Yesterday, there was an article in PW Daily about a bookseller's passionate outburst to rally independent booksellers and the need to educate authors about disabling the Amazon.com links on their websites. She said it was a case of "survival."
Several independently published authors chimed in on PW's page of the article with comments, basically relaying how they feel independents had snubbed them while chains and amazon.com let them compete in the marketplace. One commenter even pointed out that handicapped people can easily browse and buy books online, while navigating crowded stores that don't consider their special needs can be a nightmare.As an author who's on both sides of the equation - I'm both commercially and independently published - the article got me thinking about my own conflicts as a reader and writer.
As a reader, I do my utmost to spread my book dollars around; I support my local independents and I also have an amazon.com credit card that gives me a $25 gift certificate for every $2,500 I charge. I buy new books, used books; I don't discriminate. Yet I have friends who buy exclusively at amazon, while I know no one who buys exclusively at stores anymore; and as time has gone on I've started to understand just how flame-quenching a behemoth like amazon.com can be to the passion and the hours of joy I experience in a physical bookstore.
Books have gotten pricey; to me, however, $25 is still more than worthwhile. A book gives me days of enjoyment and still costs less than I spend on a meal - and considerably less than I spend on shoes! As an incurable bookaholic, however, I must confess that I'm very attracted by the heavy discounts I can get at amazon, without taxes, and with free shipping. I also know that for many of us living in the current economic meltdown, such discounting will make the difference between whether we buy books or not, and frankly I want people to buy books. So, as a reader, I find that both outlets suit my needs - but I also know that my choice to buy books online is in fact contributing to the demise of independent booksellers, who can't compete with online and chain discounting, and to the possible floundering of my career as a NY-published author.
When I first published THE SECRET LION, I tried very hard to get independent stores and chains to stock my book. But it wasn't returnable; it was printed on-demand; and of course no one knew who the publisher was, so everyone ignored me, except for a few local stores that heeded my pleas and took the book on consignment. I was proud of my achievement and my writing; I held my head high, but deep down I was ashamed. Whenever someone asked me who my publisher was, I cringed and hedged and basically told a big mouthful of half-truths, because being "independently published" was just a step up from being "self-published" and the industry remains one of snobbery, particularly when it comes to publishing. And without that imprimatur a large publisher accords, you're really nobody in most store managers' eyes. Shelf space is limited, as is time and money; what waste them on someone like me when you can get three more copies of the latest opus anointed by Oprah?
With the shame came hurt and anger, followed by my inevitable "I'll-show-them" attitude. My book was readily available online; in fact, besides the publisher facts area under the book image, no one could even tell how I was published.

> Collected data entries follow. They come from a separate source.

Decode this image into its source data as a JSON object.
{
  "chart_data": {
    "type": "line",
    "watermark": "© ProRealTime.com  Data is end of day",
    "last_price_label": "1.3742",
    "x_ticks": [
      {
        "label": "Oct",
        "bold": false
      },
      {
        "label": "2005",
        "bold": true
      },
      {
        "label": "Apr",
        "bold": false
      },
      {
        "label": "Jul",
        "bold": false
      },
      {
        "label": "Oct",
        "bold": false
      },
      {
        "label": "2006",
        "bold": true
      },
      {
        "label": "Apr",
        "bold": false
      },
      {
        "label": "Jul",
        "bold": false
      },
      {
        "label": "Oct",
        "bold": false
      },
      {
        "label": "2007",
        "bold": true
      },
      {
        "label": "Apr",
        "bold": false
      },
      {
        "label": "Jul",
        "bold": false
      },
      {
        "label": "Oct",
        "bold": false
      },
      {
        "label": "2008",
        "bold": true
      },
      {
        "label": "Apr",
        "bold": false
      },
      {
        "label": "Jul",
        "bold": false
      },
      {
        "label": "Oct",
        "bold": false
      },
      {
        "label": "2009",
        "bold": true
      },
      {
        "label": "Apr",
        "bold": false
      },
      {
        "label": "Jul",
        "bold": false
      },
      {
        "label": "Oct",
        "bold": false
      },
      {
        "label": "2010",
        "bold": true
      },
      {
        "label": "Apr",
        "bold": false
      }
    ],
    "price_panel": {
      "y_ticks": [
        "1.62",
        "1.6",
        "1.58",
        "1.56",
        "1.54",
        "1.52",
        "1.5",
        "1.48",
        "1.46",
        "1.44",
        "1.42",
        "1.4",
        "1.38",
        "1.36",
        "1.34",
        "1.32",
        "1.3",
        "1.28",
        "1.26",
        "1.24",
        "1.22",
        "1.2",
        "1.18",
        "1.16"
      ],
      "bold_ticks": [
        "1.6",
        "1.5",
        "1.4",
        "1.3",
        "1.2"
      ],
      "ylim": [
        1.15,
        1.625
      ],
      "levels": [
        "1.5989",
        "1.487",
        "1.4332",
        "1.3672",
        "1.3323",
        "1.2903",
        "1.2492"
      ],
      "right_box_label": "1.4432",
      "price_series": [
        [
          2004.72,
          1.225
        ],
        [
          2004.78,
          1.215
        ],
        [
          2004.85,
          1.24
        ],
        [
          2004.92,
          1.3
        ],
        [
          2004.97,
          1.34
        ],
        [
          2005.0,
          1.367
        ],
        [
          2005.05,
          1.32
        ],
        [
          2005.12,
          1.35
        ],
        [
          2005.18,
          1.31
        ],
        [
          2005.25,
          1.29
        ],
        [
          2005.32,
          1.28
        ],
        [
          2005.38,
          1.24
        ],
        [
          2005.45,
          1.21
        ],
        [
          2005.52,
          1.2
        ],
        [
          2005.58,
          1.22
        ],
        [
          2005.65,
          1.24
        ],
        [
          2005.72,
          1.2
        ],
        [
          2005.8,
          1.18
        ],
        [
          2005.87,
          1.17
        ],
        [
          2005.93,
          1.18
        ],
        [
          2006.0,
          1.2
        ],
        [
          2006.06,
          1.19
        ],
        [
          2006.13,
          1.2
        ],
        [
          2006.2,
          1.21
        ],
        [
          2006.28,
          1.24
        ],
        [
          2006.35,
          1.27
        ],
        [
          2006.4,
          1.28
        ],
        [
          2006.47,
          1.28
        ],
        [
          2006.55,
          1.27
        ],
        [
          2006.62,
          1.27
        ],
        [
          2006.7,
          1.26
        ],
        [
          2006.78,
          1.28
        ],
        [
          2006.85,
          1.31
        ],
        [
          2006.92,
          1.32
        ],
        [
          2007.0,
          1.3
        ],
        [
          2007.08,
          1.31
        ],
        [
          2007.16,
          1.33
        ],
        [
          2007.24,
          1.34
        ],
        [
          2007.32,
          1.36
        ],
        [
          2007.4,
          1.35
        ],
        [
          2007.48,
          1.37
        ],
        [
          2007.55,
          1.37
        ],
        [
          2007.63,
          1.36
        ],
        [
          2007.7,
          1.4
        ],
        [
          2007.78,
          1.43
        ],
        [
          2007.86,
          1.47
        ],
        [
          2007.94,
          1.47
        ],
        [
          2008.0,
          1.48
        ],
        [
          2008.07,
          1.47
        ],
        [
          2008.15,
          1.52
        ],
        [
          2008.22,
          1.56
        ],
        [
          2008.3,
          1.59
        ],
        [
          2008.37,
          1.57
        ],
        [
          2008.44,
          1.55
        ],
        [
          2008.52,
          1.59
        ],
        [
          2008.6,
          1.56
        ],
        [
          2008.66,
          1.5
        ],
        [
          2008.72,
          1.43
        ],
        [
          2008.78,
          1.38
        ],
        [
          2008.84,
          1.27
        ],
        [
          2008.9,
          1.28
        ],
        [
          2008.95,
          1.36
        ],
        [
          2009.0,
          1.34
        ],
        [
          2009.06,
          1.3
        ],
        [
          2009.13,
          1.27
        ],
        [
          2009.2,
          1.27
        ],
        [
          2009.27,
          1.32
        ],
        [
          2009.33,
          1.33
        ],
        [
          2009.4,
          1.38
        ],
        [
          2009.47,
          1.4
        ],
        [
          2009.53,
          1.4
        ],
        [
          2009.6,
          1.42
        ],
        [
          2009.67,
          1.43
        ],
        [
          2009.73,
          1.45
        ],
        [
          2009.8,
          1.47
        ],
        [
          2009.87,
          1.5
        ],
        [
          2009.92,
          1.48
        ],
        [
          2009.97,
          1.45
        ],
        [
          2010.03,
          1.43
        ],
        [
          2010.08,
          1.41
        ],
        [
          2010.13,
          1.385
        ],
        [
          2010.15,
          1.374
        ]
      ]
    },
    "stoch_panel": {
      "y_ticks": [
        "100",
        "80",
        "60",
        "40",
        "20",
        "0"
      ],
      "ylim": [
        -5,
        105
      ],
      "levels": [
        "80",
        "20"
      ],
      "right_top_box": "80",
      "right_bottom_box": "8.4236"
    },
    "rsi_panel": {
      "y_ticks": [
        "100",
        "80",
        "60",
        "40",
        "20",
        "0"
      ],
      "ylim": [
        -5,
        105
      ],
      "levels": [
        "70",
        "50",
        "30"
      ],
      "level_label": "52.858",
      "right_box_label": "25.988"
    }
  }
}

I dedicated myself to marketing online. I did not give up. I would not concede defeat. My motto was if stores wouldn't sell my book, by god I would. And I did, to the tune of 8,000 copies to date. It's a paltry number compared to big publishing numbers, but to me it was success because I did it alone, via amazon.com. And the folks at amazon helped me do it by letting me access the same Search Inside tools and marketing strategies that large publishers use; not once did anyone at amazon treat me differently because of my publishing status—- something I must say, I experienced all too often with stores. During this period, I also bought most of my books online, both for research and for pleasure. The capacity to find out-of-print books online is a writer's dream; but I deliberately turned my back on stores because I felt they'd turned their back on me. This stance later mellowed; I returned to my favorite independents because I felt guilty that I was in my own small way contributing to their downfall and also because I was sensory-deprived and needed to browse, pick up, stroke embossing and delight in gilt foiling, and basically lose myself among aisles and aisles of books.
Now, I have a book out by a major publisher. It's available everywhere. My entire world view as a writer has flipped. I need physical stores more than I need online ones because if the stats are to be believed, only 10- 15% of books are bought online. I doubt these stats myself, just because I know so many people who buy online, but who am I to question? The truth remains that I benefit enormously from the personalized recommendations that independent bookstores provide; from the exposure the chains give; and yet I still must be online for promotion and to meet my readers, seeing as few authors are paid to go on tour these days. I know that for me as a writer, the extraordinary capabilities of the online world cannot be denied.It's a conundrum. Still, I'd be heartbroken if we lost physical bookstores. No matter how many kindles are invented or readers that flip pages on the screen, reading for me remains an intimate experience which, like sex, requires two: in the case of reading, me and the book. Not me and the machine.
So, after much soul searching, I have determined that henceforth I will only buy my out-of-print research books and books not published in the US online and buy all new books at my local independent stores. Going to a chain and getting that 30% discount is pretty much like going online as far as independent survival goes, so I'm going to do my utmost to stay true to the true independents. My habit will get a lot more expensive; but I feel that for me this is the right thing to do.Still like any other addiction, I know buying books online is going to be a very hard habit to break.